Methadone remains the most common form of pharmacological therapy for opioid dependence; however, there is a lack of explanation for the reports of its relatively low success rate in achieving complete abstinence. One hypothesis is that in vivo binding of methadone to the plasma glycoprotein alpha-1-acid glycoprotein (AGP), to a degree dependent on the molecular structure, may render the drug inactive. This study sought to determine whether alterations present in the glycosylation pattern of AGP in patients undergoing various stages of methadone therapy (titration < two weeks, harm reduction < one year, long-term > one and a half years) could affect the affinity of the glycoprotein to bind methadone.

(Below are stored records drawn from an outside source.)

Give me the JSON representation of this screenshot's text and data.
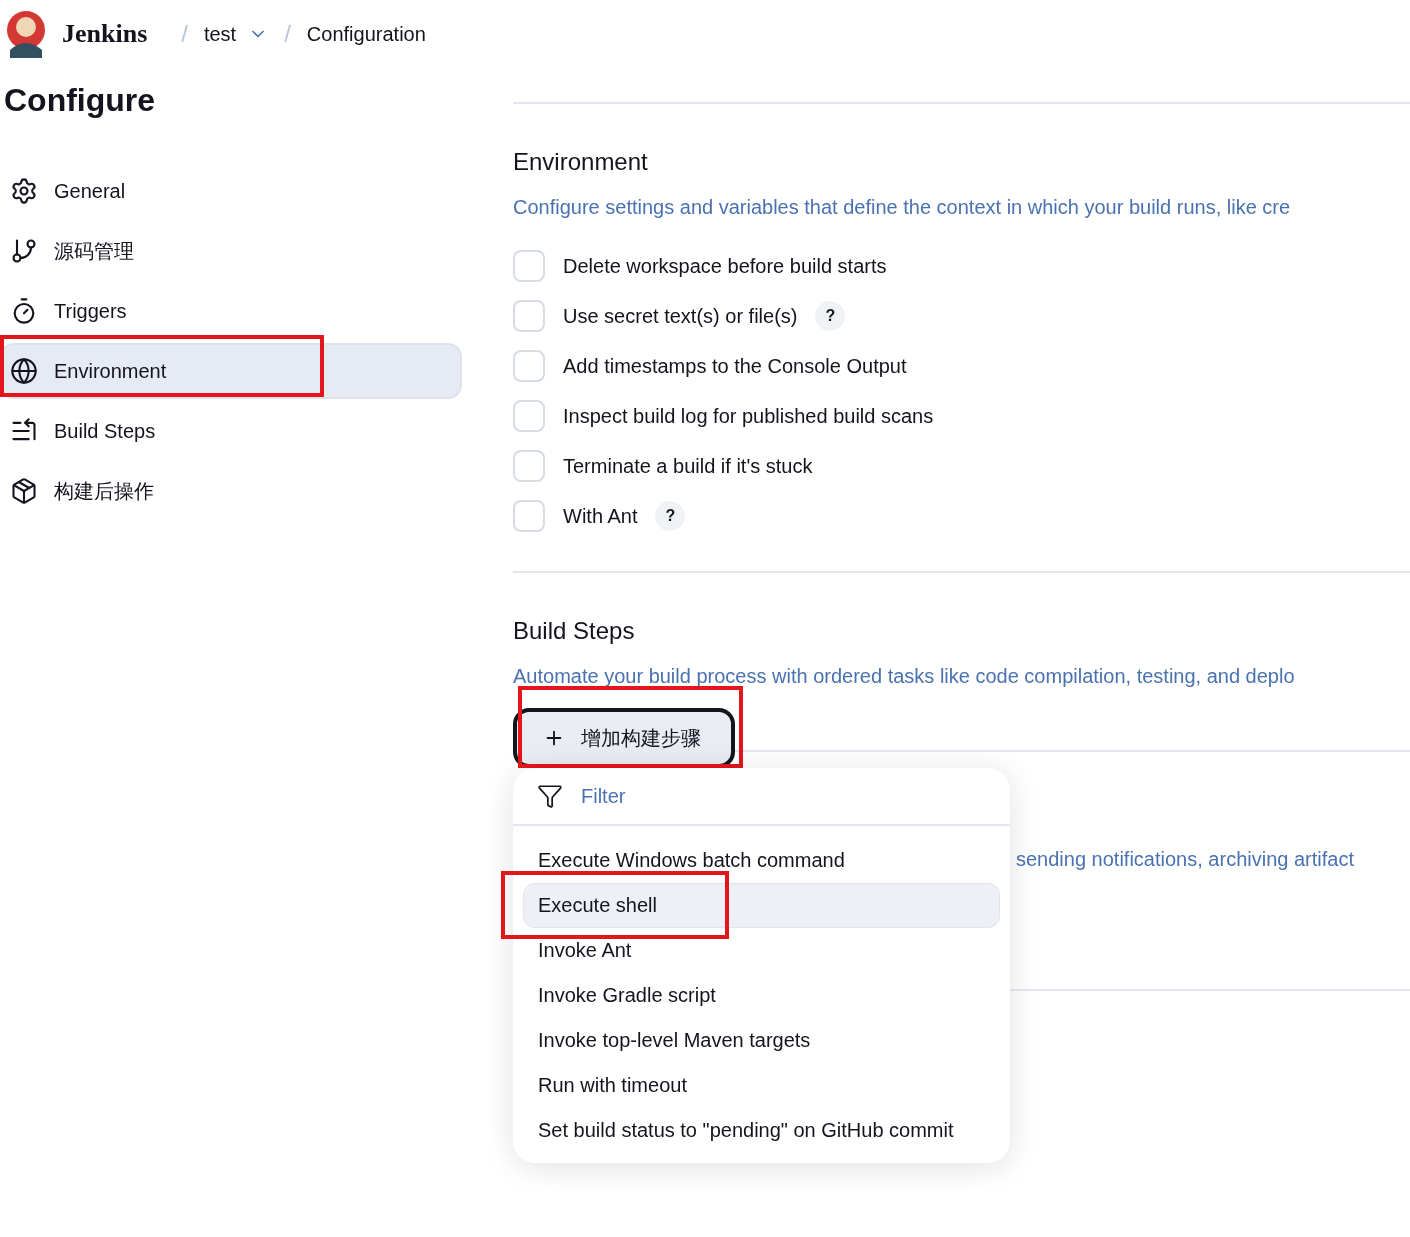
{
  "header": {
    "brand": "Jenkins",
    "breadcrumbs": [
      {
        "separator": "/",
        "label": "test",
        "dropdown": true
      },
      {
        "separator": "/",
        "label": "Configuration",
        "dropdown": false
      }
    ]
  },
  "sidebar": {
    "title": "Configure",
    "items": [
      {
        "label": "General",
        "selected": false,
        "highlighted": false
      },
      {
        "label": "源码管理",
        "selected": false,
        "highlighted": false
      },
      {
        "label": "Triggers",
        "selected": false,
        "highlighted": false
      },
      {
        "label": "Environment",
        "selected": true,
        "highlighted": true
      },
      {
        "label": "Build Steps",
        "selected": false,
        "highlighted": false
      },
      {
        "label": "构建后操作",
        "selected": false,
        "highlighted": false
      }
    ]
  },
  "environment": {
    "title": "Environment",
    "description": "Configure settings and variables that define the context in which your build runs, like cre",
    "options": [
      {
        "label": "Delete workspace before build starts",
        "checked": false
      },
      {
        "label": "Use secret text(s) or file(s)",
        "checked": false,
        "help": "?"
      },
      {
        "label": "Add timestamps to the Console Output",
        "checked": false
      },
      {
        "label": "Inspect build log for published build scans",
        "checked": false
      },
      {
        "label": "Terminate a build if it's stuck",
        "checked": false
      },
      {
        "label": "With Ant",
        "checked": false,
        "help": "?"
      }
    ]
  },
  "build_steps": {
    "title": "Build Steps",
    "description": "Automate your build process with ordered tasks like code compilation, testing, and deplo",
    "add_button": {
      "label": "增加构建步骤",
      "highlighted": true
    },
    "menu": {
      "filter_placeholder": "Filter",
      "items": [
        {
          "label": "Execute Windows batch command",
          "selected": false,
          "highlighted": false
        },
        {
          "label": "Execute shell",
          "selected": true,
          "highlighted": true
        },
        {
          "label": "Invoke Ant",
          "selected": false,
          "highlighted": false
        },
        {
          "label": "Invoke Gradle script",
          "selected": false,
          "highlighted": false
        },
        {
          "label": "Invoke top-level Maven targets",
          "selected": false,
          "highlighted": false
        },
        {
          "label": "Run with timeout",
          "selected": false,
          "highlighted": false
        },
        {
          "label": "Set build status to \"pending\" on GitHub commit",
          "selected": false,
          "highlighted": false
        }
      ]
    }
  },
  "post_build": {
    "description": "sending notifications, archiving artifact"
  }
}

The composition of AGP glycosylation was determined using high pH anion exchange chromatography (HPAEC) and intrinsic fluorescence analysed to determine the extent of binding to methadone. The monosaccharides galactose and N-acetyl-glucosamine were elevated in all methadone treatment groups indicating alterations in AGP glycosylation. AGP from all patients receiving methadone therapy exhibited a greater degree of binding than the normal population. This suggests that analysing the glycosylation of AGP in patients receiving methadone may aid in determining whether the therapy is likely to be effective.